What India stands to gain from RCEP negotiations
State of play
Negotiations have dragged on for almost five years, primarily because of India’s reluctance to significantly open up its market, given the sensitivities around agriculture- and labour-intensive domestic industries. On 31 August, at the Singapore Ministerial, RCEP members, however, staged a coup of sorts by adopting a “package of year-end deliverables”, for which negotiations need to be concluded by December. Given that member countries, India and Indonesia, are going to polls early next year, sealing the negotiations will ensure that the deal will be signed sometime next year. India claimed “big success” as members conceded to its demand to liberalize their services market and allow movement of skilled professionals (Mode 4).

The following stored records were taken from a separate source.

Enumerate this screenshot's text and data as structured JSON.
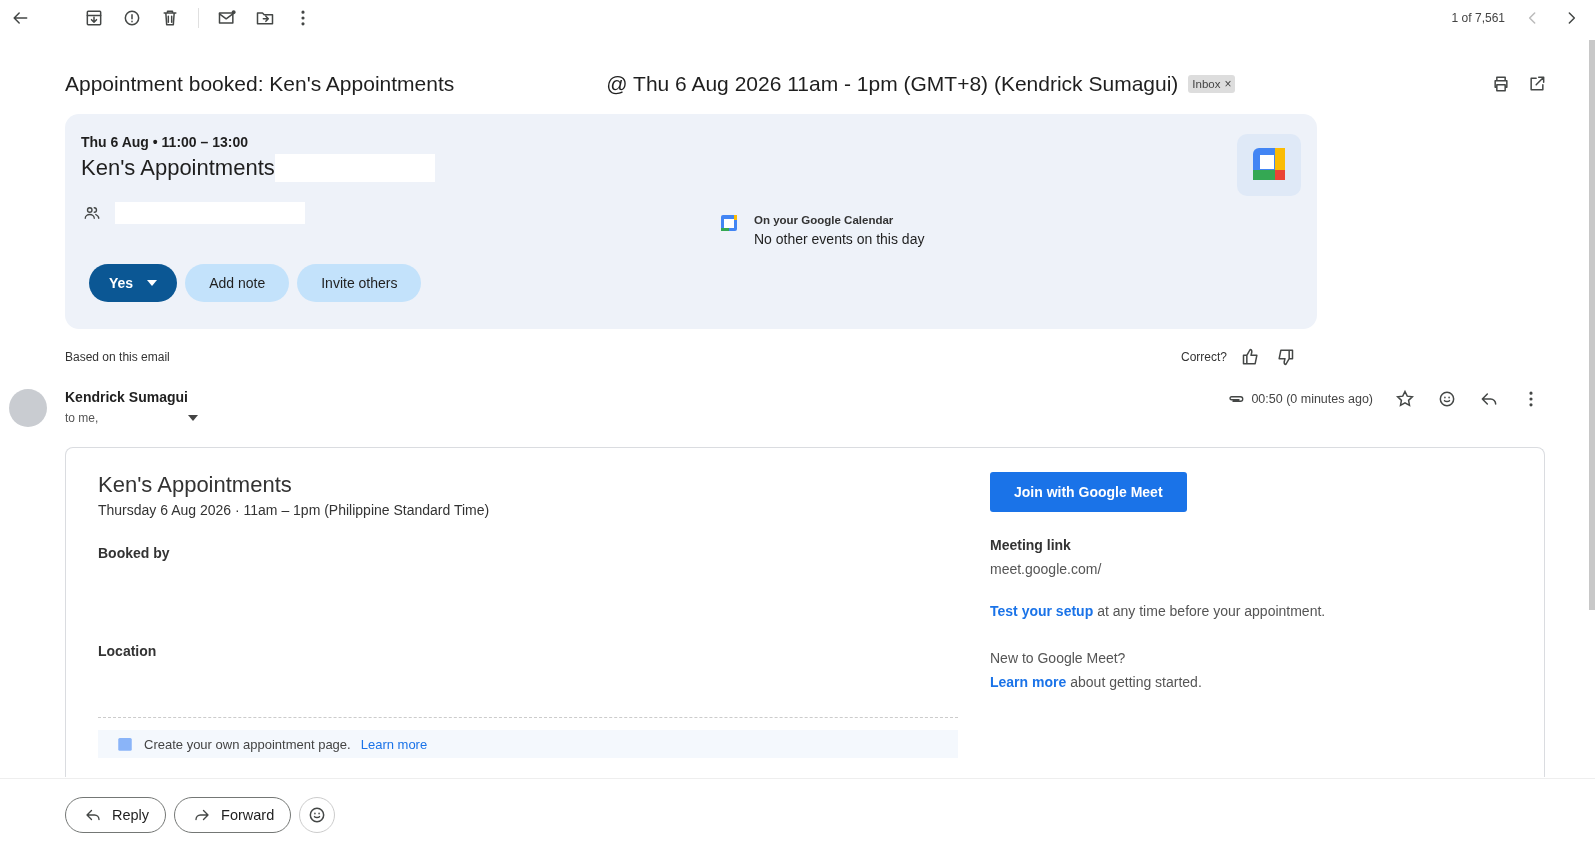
{
  "toolbar": {
    "counter": "1 of 7,561"
  },
  "subject": {
    "title": "Appointment booked: Ken's Appointments",
    "details": "@ Thu 6 Aug 2026 11am - 1pm (GMT+8) (Kendrick Sumagui)",
    "labels": [
      {
        "text": "Inbox",
        "close": "×"
      }
    ]
  },
  "event_card": {
    "date_time": "Thu 6 Aug • 11:00 – 13:00",
    "title": "Ken's Appointments",
    "calendar_heading": "On your Google Calendar",
    "calendar_note": "No other events on this day",
    "rsvp": "Yes",
    "buttons": [
      "Add note",
      "Invite others"
    ]
  },
  "feedback": {
    "source": "Based on this email",
    "question": "Correct?"
  },
  "message": {
    "sender": "Kendrick Sumagui",
    "recipient": "to me,",
    "time": "00:50 (0 minutes ago)",
    "starred": false
  },
  "body": {
    "title": "Ken's Appointments",
    "date_time": "Thursday 6 Aug 2026 · 11am – 1pm (Philippine Standard Time)",
    "booked_by": "Booked by",
    "location": "Location",
    "join_button": "Join with Google Meet",
    "meeting_link_label": "Meeting link",
    "meeting_link": "meet.google.com/",
    "setup_link": "Test your setup",
    "setup_text": "at any time before your appointment.",
    "new_question": "New to Google Meet?",
    "learn_link": "Learn more",
    "learn_text": "about getting started.",
    "footer_text": "Create your own appointment page.",
    "footer_link": "Learn more"
  },
  "actions": [
    "Reply",
    "Forward"
  ]
}
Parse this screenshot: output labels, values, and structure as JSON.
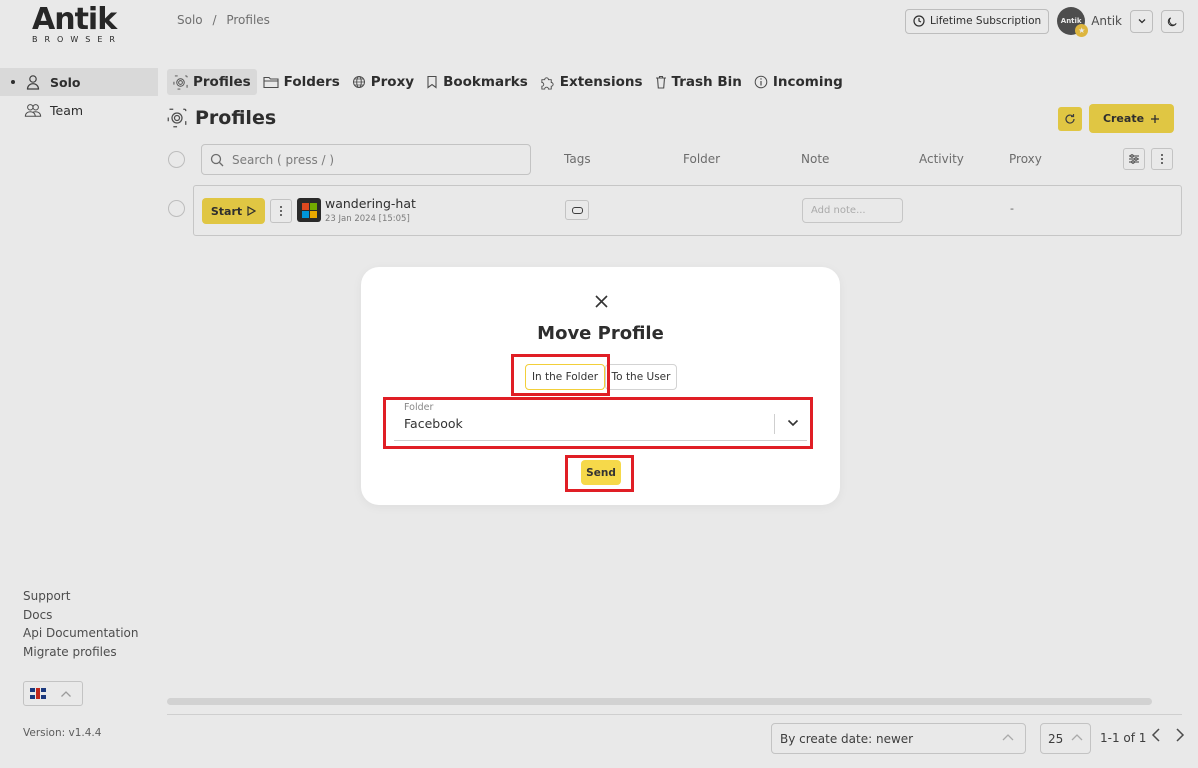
{
  "brand": {
    "name": "Antik",
    "sub": "BROWSER"
  },
  "breadcrumb": {
    "first": "Solo",
    "separator": "/",
    "second": "Profiles"
  },
  "header": {
    "subscription": "Lifetime Subscription",
    "avatar_text": "Antik",
    "user_name": "Antik"
  },
  "sidebar": {
    "items": [
      {
        "label": "Solo",
        "icon": "user-icon",
        "active": true
      },
      {
        "label": "Team",
        "icon": "team-icon",
        "active": false
      }
    ],
    "links": [
      "Support",
      "Docs",
      "Api Documentation",
      "Migrate profiles"
    ],
    "version": "Version: v1.4.4"
  },
  "nav": {
    "tabs": [
      {
        "label": "Profiles",
        "icon": "fingerprint-icon",
        "active": true
      },
      {
        "label": "Folders",
        "icon": "folder-icon"
      },
      {
        "label": "Proxy",
        "icon": "globe-icon"
      },
      {
        "label": "Bookmarks",
        "icon": "bookmark-icon"
      },
      {
        "label": "Extensions",
        "icon": "puzzle-icon"
      },
      {
        "label": "Trash Bin",
        "icon": "trash-icon"
      },
      {
        "label": "Incoming",
        "icon": "info-icon"
      }
    ]
  },
  "page": {
    "title": "Profiles",
    "create_label": "Create"
  },
  "table": {
    "search_placeholder": "Search ( press / )",
    "columns": [
      "Tags",
      "Folder",
      "Note",
      "Activity",
      "Proxy"
    ],
    "rows": [
      {
        "start_label": "Start",
        "name": "wandering-hat",
        "date": "23 Jan 2024 [15:05]",
        "note_placeholder": "Add note...",
        "proxy": "-"
      }
    ]
  },
  "footer": {
    "sort": "By create date: newer",
    "page_size": "25",
    "page_info": "1-1 of 1"
  },
  "modal": {
    "title": "Move Profile",
    "tabs": [
      "In the Folder",
      "To the User"
    ],
    "active_tab": "In the Folder",
    "folder_label": "Folder",
    "folder_value": "Facebook",
    "send_label": "Send"
  },
  "colors": {
    "accent": "#f6d94a",
    "annotation": "#e01e25"
  }
}
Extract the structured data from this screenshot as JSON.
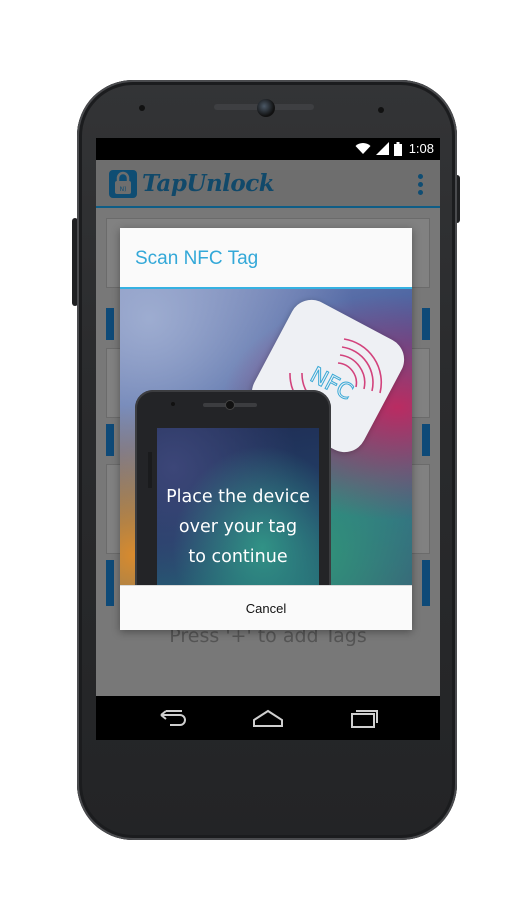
{
  "status_bar": {
    "time": "1:08"
  },
  "app_bar": {
    "title": "TapUnlock"
  },
  "content": {
    "empty_hint": "Press '+' to add Tags"
  },
  "dialog": {
    "title": "Scan NFC Tag",
    "nfc_card_text": "NFC",
    "instruction_lines": [
      "Place the device",
      "over your tag",
      "to continue"
    ],
    "cancel_label": "Cancel"
  },
  "colors": {
    "accent": "#33a8d8",
    "app_title": "#11496a",
    "dim_background": "#787878",
    "nfc_wave": "#d03070"
  },
  "icons": {
    "app_logo": "lock-nfc-icon",
    "overflow": "overflow-menu-icon",
    "wifi": "wifi-icon",
    "signal": "signal-icon",
    "battery": "battery-icon",
    "back": "back-icon",
    "home": "home-icon",
    "recents": "recents-icon"
  }
}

However, former trade secretary Rajeev Kher said India should not overplay the Mode 4 card as the geopolitical situation has made it difficult for countries to negotiate easier immigration norms. “India should focus on skilling its manpower as the aging countries of Asia would anyway need skilled professionals from India because of its demographic advantage.”
India has already agreed to offer tariff liberalization on 74% of goods from China, Australia and New Zealand, and it could go up to 86% for other RCEP members. However, the member countries want India to open up its market for 92% of traded goods, which India finds too ambitious to accommodate. Now India has agreed to top up its earlier offer by engaging in bilateral negotiations with countries on a quid-pro-quo basis.
Elephant in the room
It is China. With a $63 billion trade deficit only with China, India is apprehensive that if it further liberalizes its market by reducing import duties on goods under the RCEP deal, then China will flood its markets, especially in the steel and textiles sectors. The steel industry has been demanding to completely exclude steel tariff lines from RCEP negotiations, fearing China will dump cheap steel items in the domestic market and that the Indian steel industry, which is already reeling under high levels of bad debt, will not be able to remain competitive.
Arnab Kumar Hazra, assistant secretary general , Indian Steel Association, said India has already burnt its fingers by giving tariff concessions to South Korea and Japan, given that after FTAs with them steel imports have substantially increased without commensurate increase in investments in India from these countries. “It’s not about being proponents of free trade or not. Please understand, China has completely distorted the global steel market as they have 50% of the world capacity. Hence, it will be naive to open up the sector to China under RCEP.”
However, Kher said India need to look at RCEP from a much broader and long-term perspective. “Today, your competitiveness may not be there in several product lines, but because of the reforms in the last four years, the potential of your competitiveness is improving. Secondly, it cannot happen that all sectors will grow. Some sectors have to die. You must pick the winners and losers.”